So I looked up the nominal #21 bit size (5/32"), chucked up the proper bit and did what I should have done in the first place by drilling out the hole (and the thumb screw remainder) to the correct diameter.

Then, choosing to learn from my past mistakes, I used my Dremel to cut off the top part of the 10-32 tap (the stripped portion along with the tapered tip). That left me with a tap that would be able to do its work completely through the hole before "bottoming" out in the narrow, 1/8" wing gap.

With the hole drilled, I ever so slowly twisted the tap using a wrench. When I met resistance at the bottom of the hole, I applied downward pressure while twisting. Once the tap cleared the hole it was time to test the thumb screw.

I literally, breathed a sigh of relief and said a short prayer to my creator when it worked. Nice snug fit too. But I wasn't done.

Tapping the hole had left a burr on the inside of the divider slot which I sanded with 210 grit paper using the head of a small flat-head screwdriver to act as a sanding block.

After all of this, the thumb screw looked like it had been carried by a Marine on Iwo Jima.










I decided that I like it that way because the dings and scratches fit in with the overall vintage look.

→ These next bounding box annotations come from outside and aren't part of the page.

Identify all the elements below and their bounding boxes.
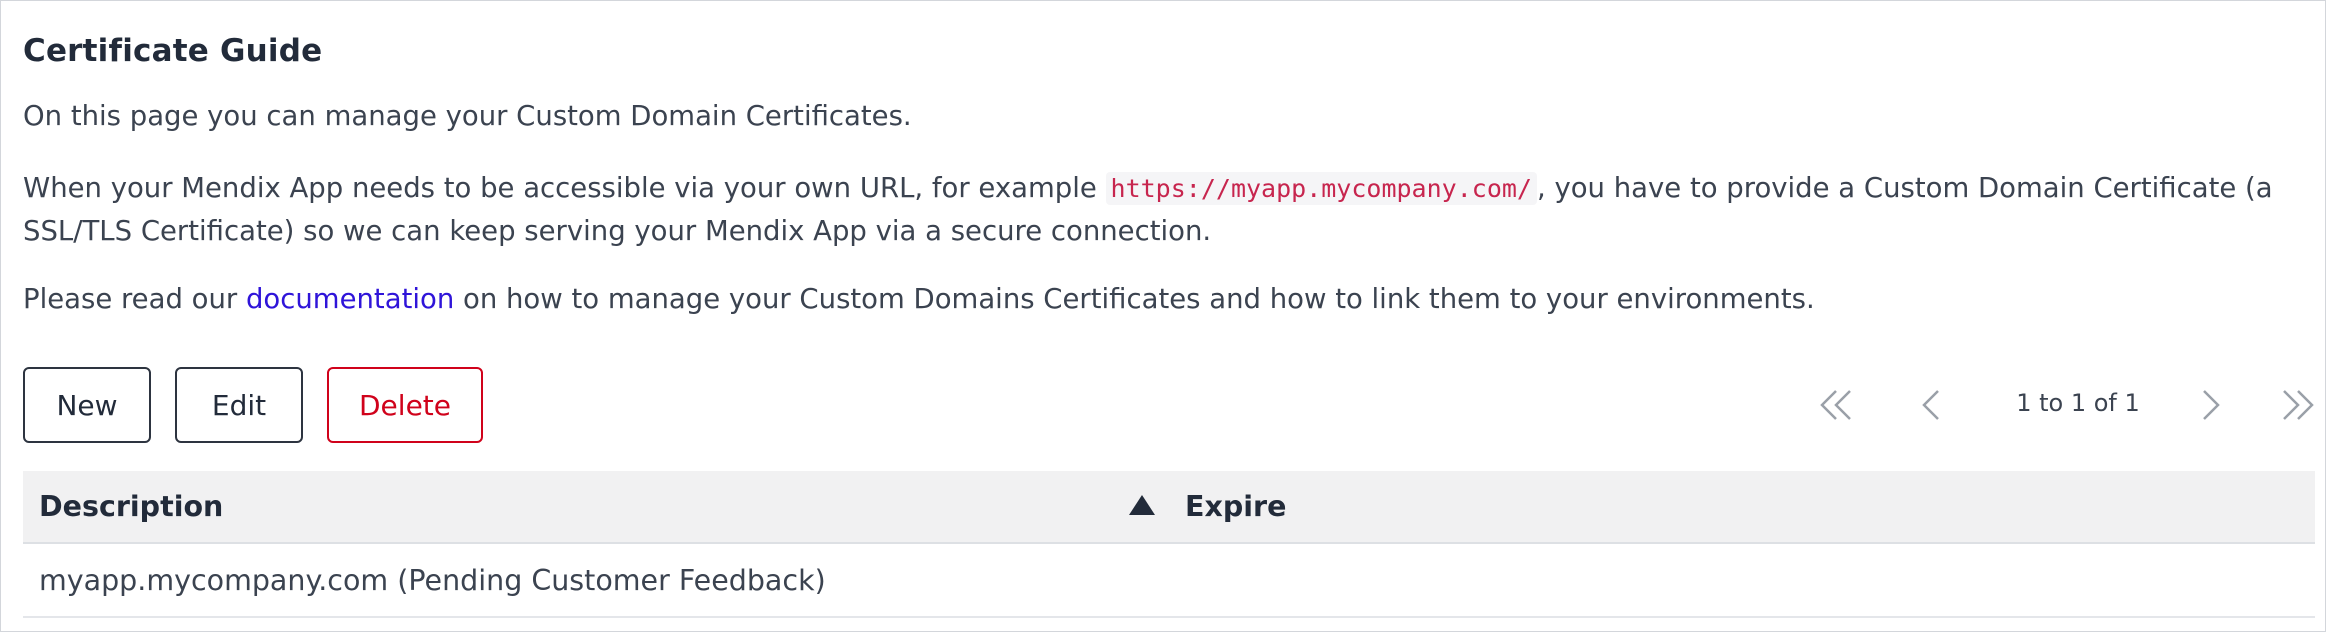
next-page-icon[interactable] <box>2189 387 2229 423</box>
doc-text-before: Please read our <box>23 283 246 315</box>
column-header-label: Expire <box>1185 490 1287 523</box>
previous-page-icon[interactable] <box>1913 387 1953 423</box>
sort-ascending-icon[interactable] <box>1129 495 1155 515</box>
doc-text-after: on how to manage your Custom Domains Cer… <box>454 283 1815 315</box>
column-header-label: Description <box>39 490 224 523</box>
url-text-before: When your Mendix App needs to be accessi… <box>23 172 1106 204</box>
column-header-description[interactable]: Description <box>23 471 1169 544</box>
documentation-paragraph: Please read our documentation on how to … <box>23 278 1815 320</box>
table-header-row: Description Expire <box>23 471 2315 544</box>
table-row[interactable]: myapp.mycompany.com (Pending Customer Fe… <box>23 543 2315 617</box>
last-page-icon[interactable] <box>2277 387 2317 423</box>
edit-button[interactable]: Edit <box>175 367 303 443</box>
certificate-panel: Certificate Guide On this page you can m… <box>0 0 2326 632</box>
page-title: Certificate Guide <box>23 33 323 69</box>
intro-paragraph: On this page you can manage your Custom … <box>23 95 912 137</box>
first-page-icon[interactable] <box>1817 387 1857 423</box>
cell-expire <box>1169 543 2315 617</box>
example-url-code: https://myapp.mycompany.com/ <box>1105 172 1537 205</box>
column-header-expire[interactable]: Expire <box>1169 471 2315 544</box>
cell-description: myapp.mycompany.com (Pending Customer Fe… <box>39 563 826 597</box>
intro-text: On this page you can manage your Custom … <box>23 100 912 132</box>
pagination: 1 to 1 of 1 <box>1803 367 2315 443</box>
documentation-link[interactable]: documentation <box>246 283 454 315</box>
certificates-table: Description Expire myapp.mycompany.com (… <box>23 471 2315 618</box>
pagination-status: 1 to 1 of 1 <box>2016 389 2140 417</box>
new-button[interactable]: New <box>23 367 151 443</box>
url-paragraph: When your Mendix App needs to be accessi… <box>23 167 2315 252</box>
delete-button[interactable]: Delete <box>327 367 483 443</box>
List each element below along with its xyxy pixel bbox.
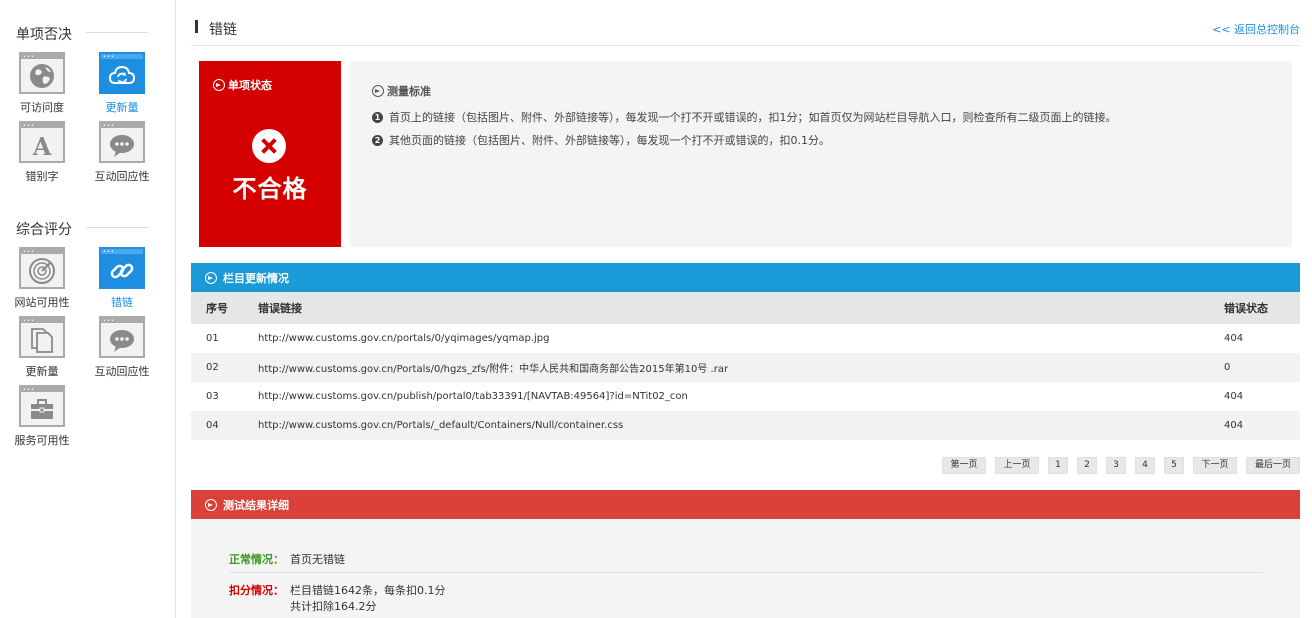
number-badge: 1	[372, 111, 383, 123]
radar-icon	[29, 258, 55, 284]
sidebar-item-broken-links[interactable]: ••• 错链	[82, 247, 162, 310]
table-row: 03 http://www.customs.gov.cn/publish/por…	[191, 382, 1300, 411]
sidebar-item-service-availability[interactable]: ••• 服务可用性	[2, 385, 82, 448]
band-title: 栏目更新情况	[223, 271, 289, 285]
status-heading-text: 单项状态	[228, 79, 272, 92]
documents-icon	[31, 328, 53, 353]
table-row: 02 http://www.customs.gov.cn/Portals/0/h…	[191, 353, 1300, 382]
page-3-button[interactable]: 3	[1106, 457, 1126, 474]
sidebar-item-label: 互动回应性	[94, 170, 150, 183]
divider	[86, 32, 148, 33]
sidebar: 单项否决 ••• 可访问度 ••• 更新量 ••• A 错别字 ••• 互动回应…	[0, 0, 176, 618]
sidebar-item-typo[interactable]: ••• A 错别字	[2, 121, 82, 184]
cell-status: 404	[1224, 382, 1300, 411]
status-verdict: 不合格	[232, 175, 308, 203]
sidebar-item-interaction[interactable]: ••• 互动回应性	[82, 121, 162, 184]
table-row: 04 http://www.customs.gov.cn/Portals/_de…	[191, 411, 1300, 440]
cell-status: 404	[1224, 411, 1300, 440]
criteria-panel: 测量标准 1 首页上的链接（包括图片、附件、外部链接等），每发现一个打不开或错误…	[350, 61, 1292, 247]
page-1-button[interactable]: 1	[1048, 457, 1068, 474]
arrow-circle-icon	[213, 79, 225, 91]
deduct-label: 扣分情况：	[229, 584, 284, 597]
sidebar-item-label: 服务可用性	[14, 434, 70, 447]
cell-index: 01	[191, 324, 258, 353]
back-to-console-link[interactable]: << 返回总控制台	[1212, 21, 1300, 37]
criteria-rule: 1 首页上的链接（包括图片、附件、外部链接等），每发现一个打不开或错误的，扣1分…	[372, 109, 1117, 125]
normal-label: 正常情况：	[229, 553, 284, 566]
divider	[229, 572, 1263, 573]
cell-index: 03	[191, 382, 258, 411]
cell-index: 04	[191, 411, 258, 440]
arrow-circle-icon	[372, 85, 384, 97]
last-page-button[interactable]: 最后一页	[1246, 457, 1300, 474]
divider	[86, 227, 148, 228]
fail-x-icon	[252, 129, 286, 163]
sidebar-item-label: 更新量	[105, 101, 139, 114]
test-result-detail: 正常情况： 首页无错链 扣分情况： 栏目错链1642条，每条扣0.1分 共计扣除…	[191, 519, 1300, 618]
col-header-link: 错误链接	[258, 292, 1224, 324]
next-page-button[interactable]: 下一页	[1193, 457, 1237, 474]
col-header-index: 序号	[191, 292, 258, 324]
status-panel: 单项状态 不合格	[199, 61, 341, 247]
normal-value: 首页无错链	[290, 553, 345, 566]
criteria-heading: 测量标准	[372, 83, 431, 99]
section-title-score: 综合评分	[16, 222, 72, 238]
status-heading: 单项状态	[213, 77, 272, 93]
globe-icon	[30, 64, 54, 88]
table-header-row: 序号 错误链接 错误状态	[191, 292, 1300, 324]
sidebar-item-label: 错别字	[25, 170, 59, 183]
sidebar-item-label: 更新量	[25, 365, 59, 378]
page-header: 错链 << 返回总控制台	[191, 16, 1300, 46]
page-5-button[interactable]: 5	[1164, 457, 1184, 474]
letter-a-icon: A	[32, 132, 52, 159]
cloud-refresh-icon	[108, 65, 136, 84]
criteria-heading-text: 测量标准	[387, 85, 431, 98]
sidebar-item-label: 网站可用性	[14, 296, 70, 309]
page-title: 错链	[209, 22, 237, 38]
prev-page-button[interactable]: 上一页	[995, 457, 1039, 474]
chat-bubble-icon	[110, 330, 134, 352]
sidebar-item-label: 互动回应性	[94, 365, 150, 378]
sidebar-item-update-volume[interactable]: ••• 更新量	[82, 52, 162, 115]
broken-links-table: 序号 错误链接 错误状态 01 http://www.customs.gov.c…	[191, 292, 1300, 440]
sidebar-item-interaction-2[interactable]: ••• 互动回应性	[82, 316, 162, 379]
cell-link[interactable]: http://www.customs.gov.cn/Portals/0/hgzs…	[258, 353, 1224, 382]
table-row: 01 http://www.customs.gov.cn/portals/0/y…	[191, 324, 1300, 353]
column-update-header: 栏目更新情况	[191, 263, 1300, 292]
briefcase-icon	[31, 399, 53, 419]
cell-status: 0	[1224, 353, 1300, 382]
test-result-header: 测试结果详细	[191, 490, 1300, 519]
link-icon	[110, 263, 134, 279]
sidebar-item-label: 错链	[111, 296, 133, 309]
page-4-button[interactable]: 4	[1135, 457, 1155, 474]
arrow-circle-icon	[205, 498, 217, 511]
rule-text: 首页上的链接（包括图片、附件、外部链接等），每发现一个打不开或错误的，扣1分；如…	[389, 111, 1117, 124]
cell-index: 02	[191, 353, 258, 382]
arrow-circle-icon	[205, 271, 217, 284]
title-bar-accent	[195, 20, 198, 33]
rule-text: 其他页面的链接（包括图片、附件、外部链接等），每发现一个打不开或错误的，扣0.1…	[389, 134, 830, 147]
cell-link[interactable]: http://www.customs.gov.cn/Portals/_defau…	[258, 411, 1224, 440]
svg-text:A: A	[32, 132, 52, 159]
cell-link[interactable]: http://www.customs.gov.cn/publish/portal…	[258, 382, 1224, 411]
first-page-button[interactable]: 第一页	[942, 457, 986, 474]
deduct-value-line1: 栏目错链1642条，每条扣0.1分	[290, 584, 446, 597]
page-2-button[interactable]: 2	[1077, 457, 1097, 474]
sidebar-item-label: 可访问度	[20, 101, 64, 114]
criteria-rule: 2 其他页面的链接（包括图片、附件、外部链接等），每发现一个打不开或错误的，扣0…	[372, 132, 830, 148]
cell-status: 404	[1224, 324, 1300, 353]
sidebar-item-site-availability[interactable]: ••• 网站可用性	[2, 247, 82, 310]
number-badge: 2	[372, 134, 383, 146]
sidebar-item-update-volume-2[interactable]: ••• 更新量	[2, 316, 82, 379]
cell-link[interactable]: http://www.customs.gov.cn/portals/0/yqim…	[258, 324, 1224, 353]
band-title: 测试结果详细	[223, 498, 289, 512]
section-title-veto: 单项否决	[16, 27, 72, 43]
col-header-status: 错误状态	[1224, 292, 1300, 324]
chat-bubble-icon	[110, 135, 134, 157]
deduct-value-line2: 共计扣除164.2分	[290, 600, 377, 613]
sidebar-item-accessibility[interactable]: ••• 可访问度	[2, 52, 82, 115]
pagination: 第一页 上一页 1 2 3 4 5 下一页 最后一页	[942, 457, 1300, 474]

Here's the before/after tapped pics:









…and the ready for use pics:









*Success! With help from all of you*
Tapping a larger 10-32 hole for a readily available, standard thumb screw was the right answer. And while I initially bungled the execution, I eventually found the right steps to get it to work.

Thank you all for helping me put a beautiful set of dividers back into service!


----------



## Dennisgrosen (Nov 14, 2009)

congrat´s by bringing the tool back to life 
may it serve you well the next many years

Dennis


----------



## KayBee (Jul 6, 2009)

Nice save of an old tool. It looks good.


----------



## NANeanderthal (Jun 2, 2011)

That's what's so great about this site. We get to help others, and benefit from the help of others; it be great if these kind of threads were the ones with 200 posts. I have learned so much more on threads like these about woodworking than the kind that seem to be popular around here these days.


----------



## 33706 (Mar 5, 2008)

Great save! Your item, by the way, was made by 'Peck, stowe, and Wilcox.' Famous in an earlier day for metalworking tools, industrial equipment, as well as precision measuring and calibrating tools. In the 40's and 50's they shortened their name to "Pexto", and I recall the well-worn sheetmetal shears and brakes in junior high shop class with that Pexto logo. I'm not sure what era of manufacture the 'PS&W" logo is, but it must be early, I'd say 20's-30's. I wonder if they're still in business? Anyway, I'd grab any Peck, Stowe and Wilcox hand tools for my workshop that I could find. Good score!


----------



## Underdog (Oct 29, 2012)

Oh dear. I just read through the comedy of errors… and I'm still chuckling over the description of your poor thumb screw.
This sounds exactly like some days I've had…

I'm trying to restore my old Worth Dividers that look almost exactly like this. Same problem - thumb screw broke off.


----------



## SailingRandy (Aug 18, 2019)

Thanks for posting this. I just bought an "1890 Lowentrout Wing Divider" off EBay. Same problems with threads for thumbscrew and al with "replacement" nut for fine tuning. Time to get to work
Again, thanks


----------